KB: The biggest realization would probably be that the best and most effective public health practice is done through collaboration and partnerships. Programs that do well are founded in evidence and theory but are also dynamic and tailored for the specific audiences that they reach. Throughout my time in public health, I have worked with a vast array of professionals from laboratory and social scientists, biostatisticians, and psychologists, to translators, media and communications specialists, community leaders and, of course, educators. They have each brought something unique to the table.
My best piece of advice for those looking towards a career in public health is to realize that it does not have to look like any other career in public health.

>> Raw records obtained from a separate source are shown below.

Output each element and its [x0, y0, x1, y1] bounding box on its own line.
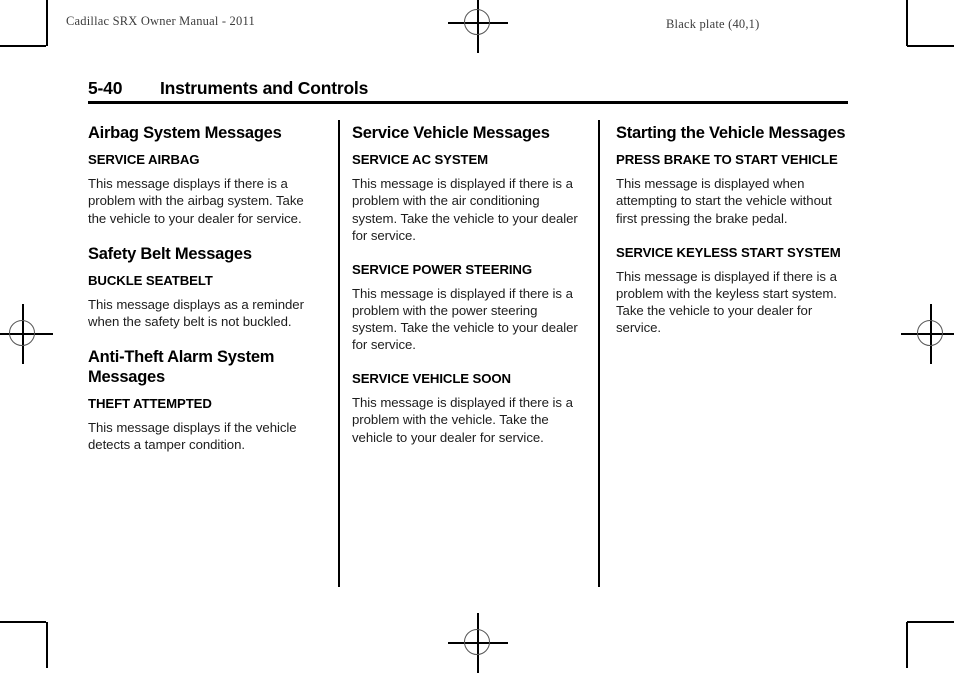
message-subheading: PRESS BRAKE TO START VEHICLE: [616, 152, 838, 168]
column-gap: [586, 124, 616, 472]
section-heading: Anti-Theft Alarm System Messages: [88, 348, 275, 386]
message-body: This message displays if the vehicle det…: [88, 420, 297, 453]
section-heading: Service Vehicle Messages: [352, 124, 550, 142]
message-block: THEFT ATTEMPTED This message displays if…: [88, 396, 322, 453]
message-body: This message displays as a reminder when…: [88, 297, 304, 330]
message-subheading: BUCKLE SEATBELT: [88, 273, 213, 289]
message-subheading: SERVICE KEYLESS START SYSTEM: [616, 244, 841, 260]
registration-mark-bottom: [448, 613, 508, 673]
message-block: SERVICE VEHICLE SOON This message is dis…: [352, 371, 586, 445]
manual-page: Cadillac SRX Owner Manual - 2011 Black p…: [0, 0, 954, 673]
message-body: This message is displayed if there is a …: [352, 395, 573, 445]
content-column-3: Starting the Vehicle Messages PRESS BRAK…: [616, 124, 850, 472]
section: Service Vehicle Messages SERVICE AC SYST…: [352, 124, 586, 446]
page-header: 5-40 Instruments and Controls: [88, 78, 848, 99]
registration-mark-right: [901, 304, 954, 364]
registration-mark-top: [448, 0, 508, 53]
message-block: SERVICE POWER STEERING This message is d…: [352, 262, 586, 353]
content-column-1: Airbag System Messages SERVICE AIRBAG Th…: [88, 124, 322, 472]
title-divider-rule: [88, 101, 848, 104]
crop-mark-top-right-vertical: [906, 0, 908, 46]
page-title: Instruments and Controls: [160, 78, 369, 98]
crop-mark-top-left-horizontal: [0, 45, 46, 47]
content-columns: Airbag System Messages SERVICE AIRBAG Th…: [88, 124, 850, 472]
message-block: PRESS BRAKE TO START VEHICLE This messag…: [616, 152, 850, 226]
crop-mark-top-left-vertical: [46, 0, 48, 46]
message-subheading: SERVICE AC SYSTEM: [352, 152, 489, 168]
message-body: This message is displayed when attemptin…: [616, 176, 832, 226]
page-number: 5-40: [88, 78, 123, 98]
message-body: This message is displayed if there is a …: [352, 285, 578, 353]
message-block: SERVICE KEYLESS START SYSTEM This messag…: [616, 245, 850, 336]
message-subheading: SERVICE VEHICLE SOON: [352, 371, 511, 387]
crop-mark-bottom-left-horizontal: [0, 621, 46, 623]
section: Starting the Vehicle Messages PRESS BRAK…: [616, 124, 850, 336]
message-block: BUCKLE SEATBELT This message displays as…: [88, 273, 322, 330]
section: Anti-Theft Alarm System Messages THEFT A…: [88, 348, 322, 453]
registration-mark-left: [0, 304, 53, 364]
crop-mark-top-right-horizontal: [907, 45, 954, 47]
message-body: This message is displayed if there is a …: [616, 268, 837, 336]
section: Safety Belt Messages BUCKLE SEATBELT Thi…: [88, 245, 322, 331]
running-head-left: Cadillac SRX Owner Manual - 2011: [66, 14, 255, 28]
content-column-2: Service Vehicle Messages SERVICE AC SYST…: [352, 124, 586, 472]
section-heading: Airbag System Messages: [88, 124, 282, 142]
running-head-right: Black plate (40,1): [666, 17, 760, 31]
message-subheading: THEFT ATTEMPTED: [88, 396, 212, 412]
section: Airbag System Messages SERVICE AIRBAG Th…: [88, 124, 322, 227]
message-subheading: SERVICE AIRBAG: [88, 152, 200, 168]
message-body: This message is displayed if there is a …: [352, 176, 578, 243]
column-gap: [322, 124, 352, 472]
section-heading: Safety Belt Messages: [88, 244, 252, 263]
crop-mark-bottom-right-vertical: [906, 622, 908, 668]
message-block: SERVICE AC SYSTEM This message is displa…: [352, 152, 586, 243]
crop-mark-bottom-left-vertical: [46, 622, 48, 668]
message-body: This message displays if there is a prob…: [88, 176, 304, 226]
section-heading: Starting the Vehicle Messages: [616, 124, 846, 142]
message-block: SERVICE AIRBAG This message displays if …: [88, 152, 322, 226]
crop-mark-bottom-right-horizontal: [907, 621, 954, 623]
message-subheading: SERVICE POWER STEERING: [352, 261, 533, 277]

Kelly Bloodworth is a CDC epidemiologist who leads educational student programs and partnerships focused on attracting young people to the field of public health. She designs and directs programs ranging from equipping STEM teachers with public health knowledge and resources to bring back to the classroom to introducing medical and veterinary students to applied epidemiology through experiential learning. She also supports CDC STEM efforts as a subject matter expert for the agency and by coordinating strategic partnerships to advance STEM education. Prior to CDC, she conducted global health research on adolescent health in Brazil, worked with a NPO as a K–12 program director and consultant in Texas, and taught middle and high school in Florida. She earned her MPH from the UTHealth Houston School of Public Health in Austin.